The day before, the Government carried out an act for the beginning of cleaning operations for this waterway that joins Puerto Villarroel, in Cochabamba, in the center of the country, with Guayaramerín, in the Bolivian Amazonian north, in the middle of the border with Brazil.

The goal of these works is to guarantee the navigability of this route throughout the year and to allow the transport of goods from the interior to the border, explained the national authorities.

At the same time, this Tuesday a cargo of 60 tons of wood sailed to France and for this Wednesday another shipment of the same dimension was programmed to the United States, both with a value of about 173 million dollars, informed the Ministry of Public Works.
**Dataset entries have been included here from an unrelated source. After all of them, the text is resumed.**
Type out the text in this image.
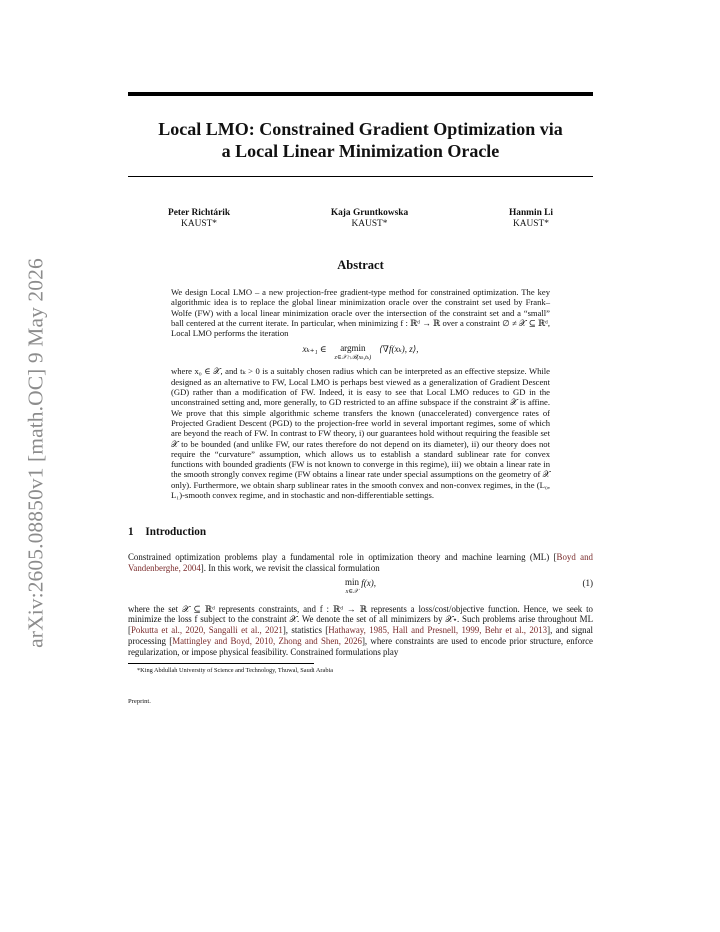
arXiv:2605.08850v1 [math.OC] 9 May 2026
Local LMO: Constrained Gradient Optimization via
a Local Linear Minimization Oracle
Peter Richtárik
KAUST*
Kaja Gruntkowska
KAUST*
Hanmin Li
KAUST*
Abstract

We design Local LMO – a new projection-free gradient-type method for constrained optimization. The key algorithmic idea is to replace the global linear minimization oracle over the constraint set used by Frank–Wolfe (FW) with a local linear minimization oracle over the intersection of the constraint set and a “small” ball centered at the current iterate. In particular, when minimizing f : ℝᵈ → ℝ over a constraint ∅ ≠ 𝒳 ⊆ ℝᵈ, Local LMO performs the iteration

xₖ₊₁ ∈ argmin
z∈𝒳∩ℬ(xₖ,tₖ)
⟨∇f(xₖ), z⟩,

where x₀ ∈ 𝒳, and tₖ > 0 is a suitably chosen radius which can be interpreted as an effective stepsize. While designed as an alternative to FW, Local LMO is perhaps best viewed as a generalization of Gradient Descent (GD) rather than a modification of FW. Indeed, it is easy to see that Local LMO reduces to GD in the unconstrained setting and, more generally, to GD restricted to an affine subspace if the constraint 𝒳 is affine. We prove that this simple algorithmic scheme transfers the known (unaccelerated) convergence rates of Projected Gradient Descent (PGD) to the projection-free world in several important regimes, some of which are beyond the reach of FW. In contrast to FW theory, i) our guarantees hold without requiring the feasible set 𝒳 to be bounded (and unlike FW, our rates therefore do not depend on its diameter), ii) our theory does not require the “curvature” assumption, which allows us to establish a standard sublinear rate for convex functions with bounded gradients (FW is not known to converge in this regime), iii) we obtain a linear rate in the smooth strongly convex regime (FW obtains a linear rate under special assumptions on the geometry of 𝒳 only). Furthermore, we obtain sharp sublinear rates in the smooth convex and non-convex regimes, in the (L₀, L₁)-smooth convex regime, and in stochastic and non-differentiable settings.

1 Introduction
Constrained optimization problems play a fundamental role in optimization theory and machine learning (ML) [Boyd and Vandenberghe, 2004]. In this work, we revisit the classical formulation
min
x∈𝒳
f(x),	(1)
where the set 𝒳 ⊆ ℝᵈ represents constraints, and f : ℝᵈ → ℝ represents a loss/cost/objective function. Hence, we seek to minimize the loss f subject to the constraint 𝒳. We denote the set of all minimizers by 𝒳⋆. Such problems arise throughout ML [Pokutta et al., 2020, Sangalli et al., 2021], statistics [Hathaway, 1985, Hall and Presnell, 1999, Behr et al., 2013], and signal processing [Mattingley and Boyd, 2010, Zhong and Shen, 2026], where constraints are used to encode prior structure, enforce regularization, or impose physical feasibility. Constrained formulations play
*King Abdullah University of Science and Technology, Thuwal, Saudi Arabia
Preprint.
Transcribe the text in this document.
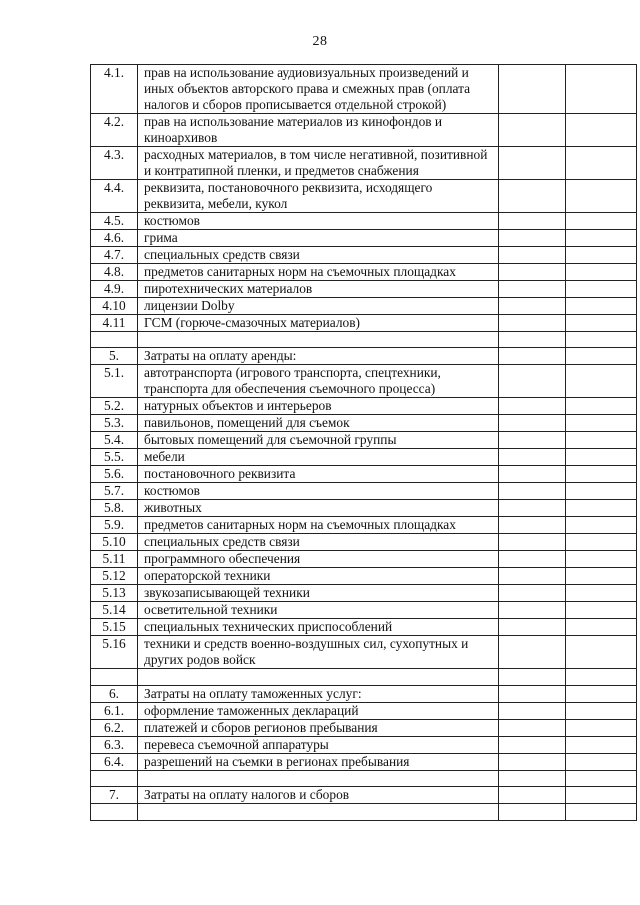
28
4.1.	прав на использование аудиовизуальных произведений и иных объектов авторского права и смежных прав (оплата налогов и сборов прописывается отдельной строкой)		
4.2.	прав на использование материалов из кинофондов и киноархивов		
4.3.	расходных материалов, в том числе негативной, позитивной и контратипной пленки, и предметов снабжения		
4.4.	реквизита, постановочного реквизита, исходящего реквизита, мебели, кукол		
4.5.	костюмов		
4.6.	грима		
4.7.	специальных средств связи		
4.8.	предметов санитарных норм на съемочных площадках		
4.9.	пиротехнических материалов		
4.10	лицензии Dolby		
4.11	ГСМ (горюче-смазочных материалов)		

5.	Затраты на оплату аренды:		
5.1.	автотранспорта (игрового транспорта, спецтехники, транспорта для обеспечения съемочного процесса)		
5.2.	натурных объектов и интерьеров		
5.3.	павильонов, помещений для съемок		
5.4.	бытовых помещений для съемочной группы		
5.5.	мебели		
5.6.	постановочного реквизита		
5.7.	костюмов		
5.8.	животных		
5.9.	предметов санитарных норм на съемочных площадках		
5.10	специальных средств связи		
5.11	программного обеспечения		
5.12	операторской техники		
5.13	звукозаписывающей техники		
5.14	осветительной техники		
5.15	специальных технических приспособлений		
5.16	техники и средств военно-воздушных сил, сухопутных и других родов войск		

6.	Затраты на оплату таможенных услуг:		
6.1.	оформление таможенных деклараций		
6.2.	платежей и сборов регионов пребывания		
6.3.	перевеса съемочной аппаратуры		
6.4.	разрешений на съемки в регионах пребывания		

7.	Затраты на оплату налогов и сборов		
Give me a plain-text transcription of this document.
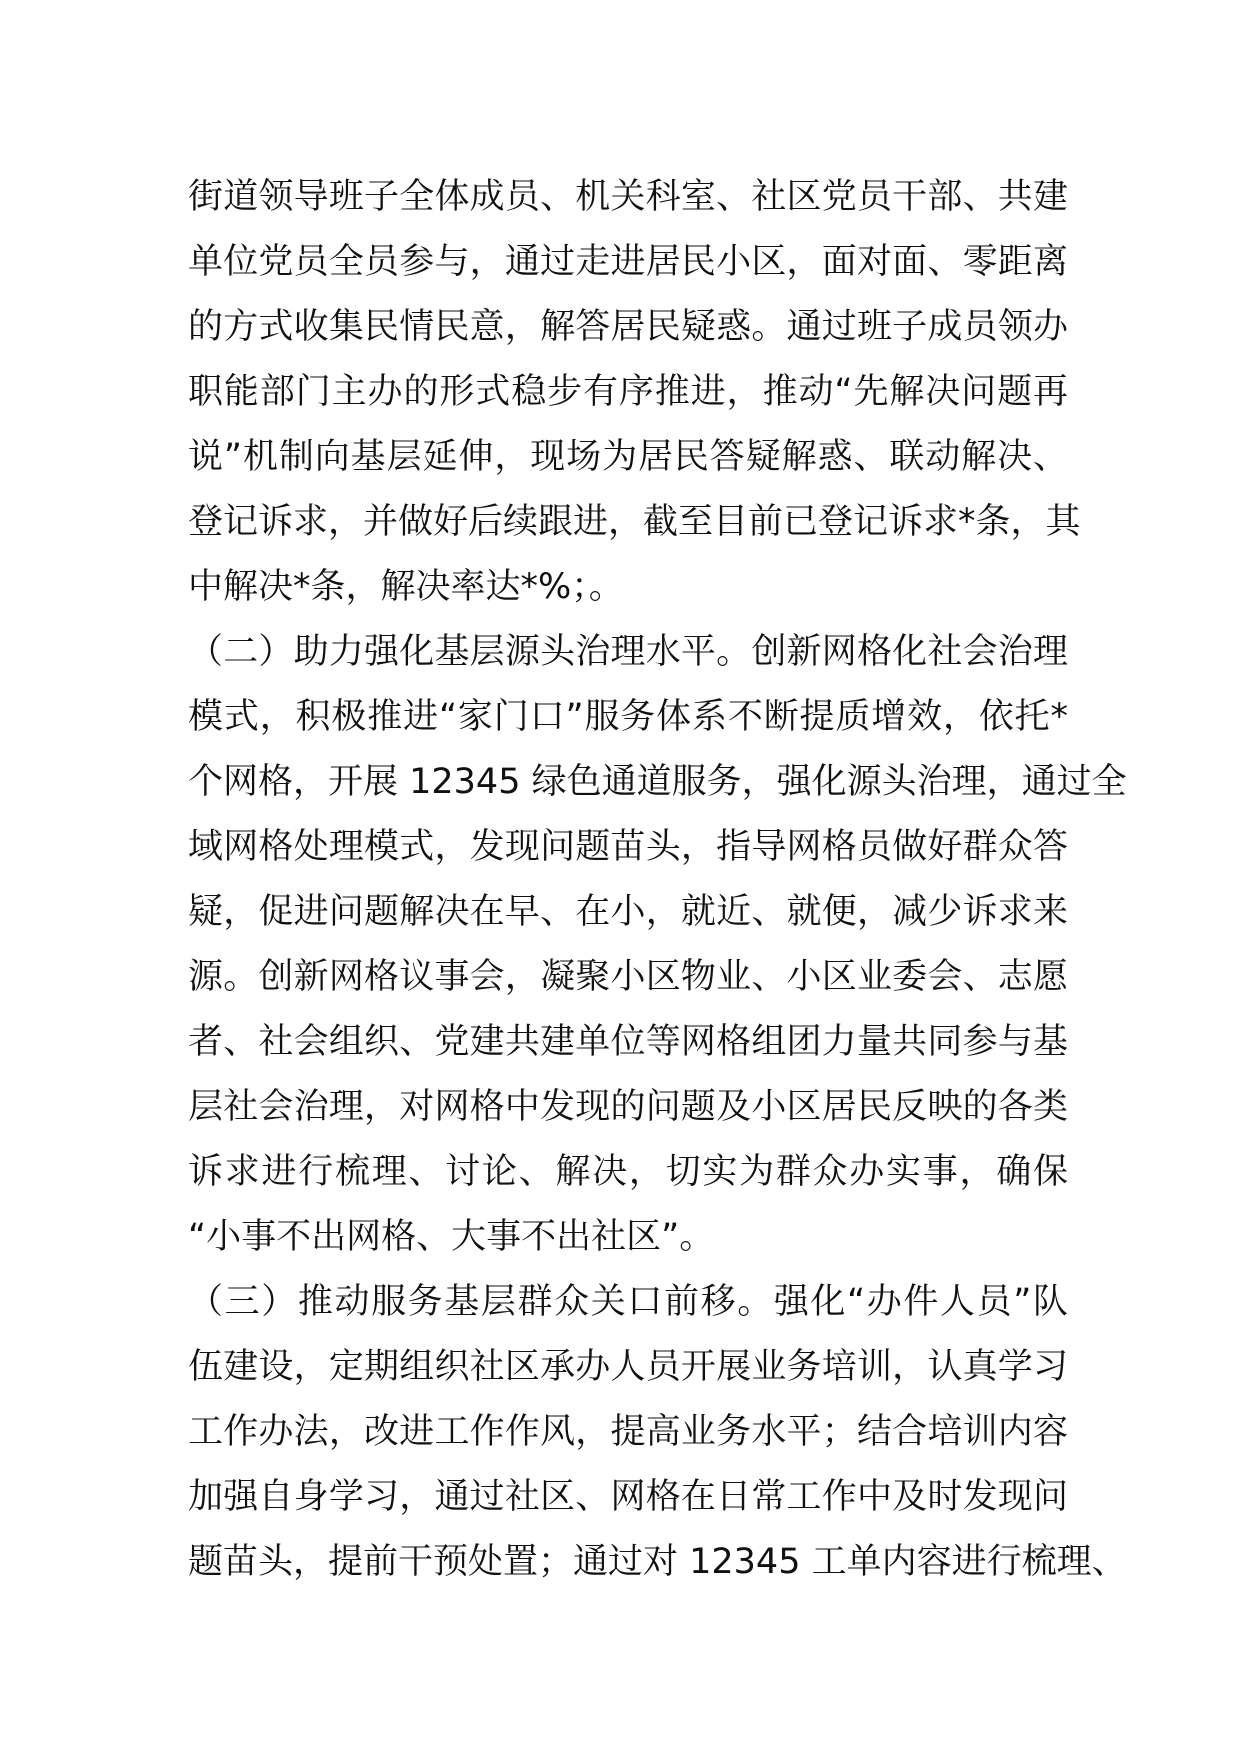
街道领导班子全体成员、机关科室、社区党员干部、共建
单位党员全员参与，通过走进居民小区，面对面、零距离
的方式收集民情民意，解答居民疑惑。通过班子成员领办
职能部门主办的形式稳步有序推进，推动“先解决问题再
说”机制向基层延伸，现场为居民答疑解惑、联动解决、
登记诉求，并做好后续跟进，截至目前已登记诉求*条，其
中解决*条，解决率达*%；。
（二）助力强化基层源头治理水平。创新网格化社会治理
模式，积极推进“家门口”服务体系不断提质增效，依托*
个网格，开展 12345 绿色通道服务，强化源头治理，通过全
域网格处理模式，发现问题苗头，指导网格员做好群众答
疑，促进问题解决在早、在小，就近、就便，减少诉求来
源。创新网格议事会，凝聚小区物业、小区业委会、志愿
者、社会组织、党建共建单位等网格组团力量共同参与基
层社会治理，对网格中发现的问题及小区居民反映的各类
诉求进行梳理、讨论、解决，切实为群众办实事，确保
“小事不出网格、大事不出社区”。
（三）推动服务基层群众关口前移。强化“办件人员”队
伍建设，定期组织社区承办人员开展业务培训，认真学习
工作办法，改进工作作风，提高业务水平；结合培训内容
加强自身学习，通过社区、网格在日常工作中及时发现问
题苗头，提前干预处置；通过对 12345 工单内容进行梳理、
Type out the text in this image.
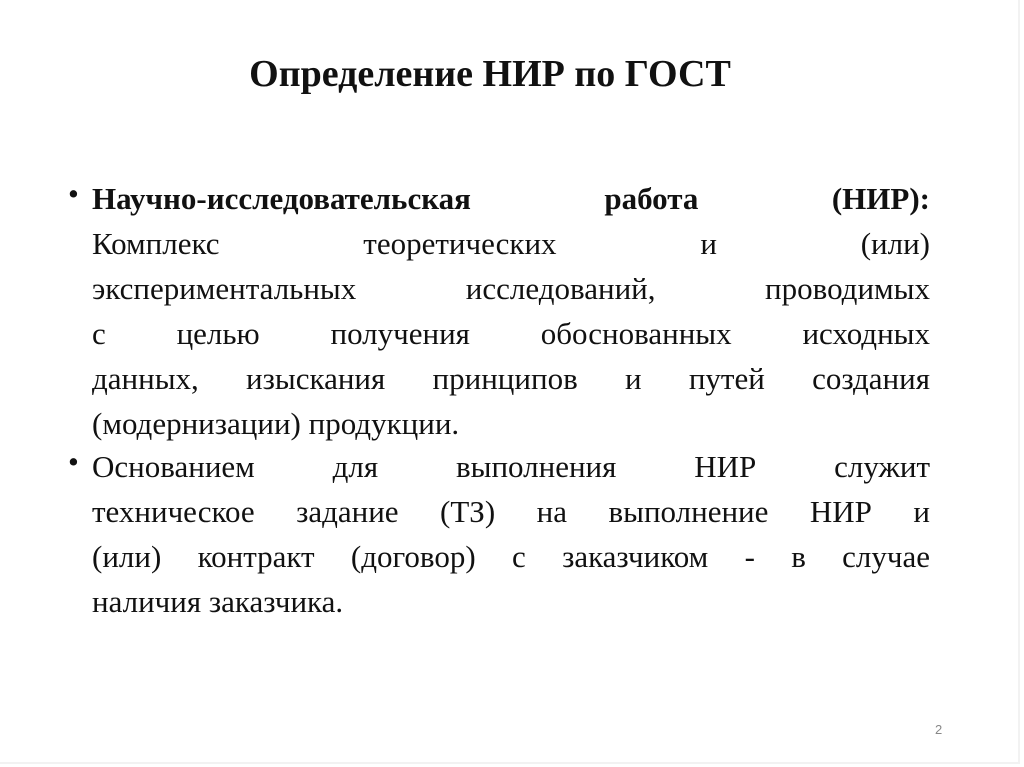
Определение НИР по ГОСТ
• Научно-исследовательская работа (НИР):
Комплекс теоретических и (или)
экспериментальных исследований, проводимых
с целью получения обоснованных исходных
данных, изыскания принципов и путей создания
(модернизации) продукции.
• Основанием для выполнения НИР служит
техническое задание (ТЗ) на выполнение НИР и
(или) контракт (договор) с заказчиком - в случае
наличия заказчика.
2
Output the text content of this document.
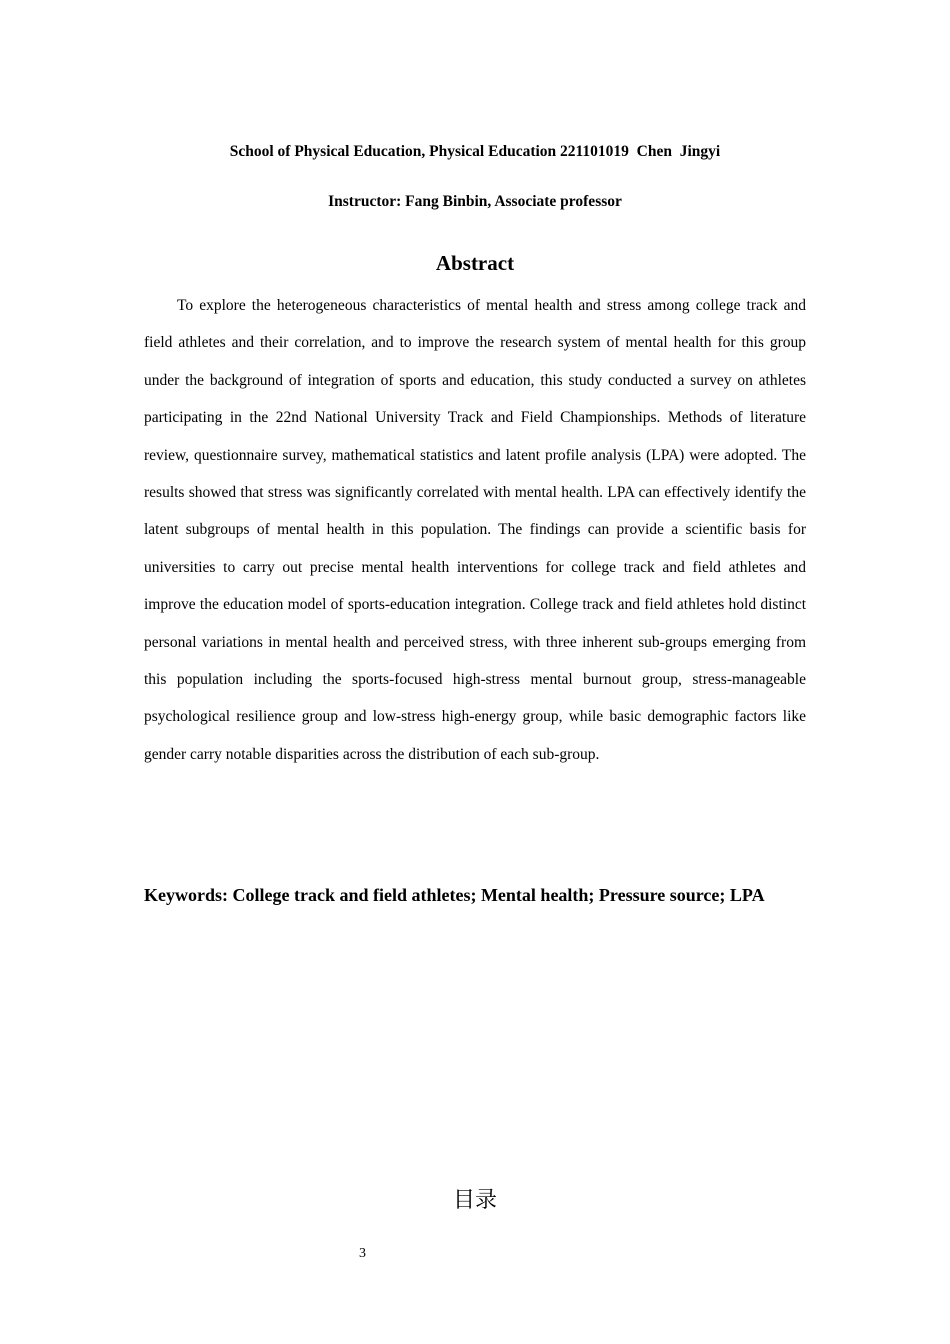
School of Physical Education, Physical Education 221101019  Chen  Jingyi
Instructor: Fang Binbin, Associate professor
Abstract

To explore the heterogeneous characteristics of mental health and stress among college track and field athletes and their correlation, and to improve the research system of mental health for this group under the background of integration of sports and education, this study conducted a survey on athletes participating in the 22nd National University Track and Field Championships. Methods of literature review, questionnaire survey, mathematical statistics and latent profile analysis (LPA) were adopted. The results showed that stress was significantly correlated with mental health. LPA can effectively identify the latent subgroups of mental health in this population. The findings can provide a scientific basis for universities to carry out precise mental health interventions for college track and field athletes and improve the education model of sports-education integration. College track and field athletes hold distinct personal variations in mental health and perceived stress, with three inherent sub-groups emerging from this population including the sports-focused high-stress mental burnout group, stress-manageable psychological resilience group and low-stress high-energy group, while basic demographic factors like gender carry notable disparities across the distribution of each sub-group.

Keywords: College track and field athletes; Mental health; Pressure source; LPA

目录
3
Among the export alternatives offered by this route are potassium chloride, urea or soybeans and will imply a reduction of up to 40 percent in transportation costs, said the Ministry.

According to Rodríguez, this work will involve constant dredging of the waters to guarantee the passage of vessels, in addition to the construction of ports for the dispatch of goods in order to achieve the desired competitiveness.

In a previous operation, last July 5, this commercial axis was tested with the transport of 60 tons of cement, something that, according to Bolivian authorities, connects in a better way the trade between the departments of Cochabamba and Beni and implies the reduction of costs and time of these transfers.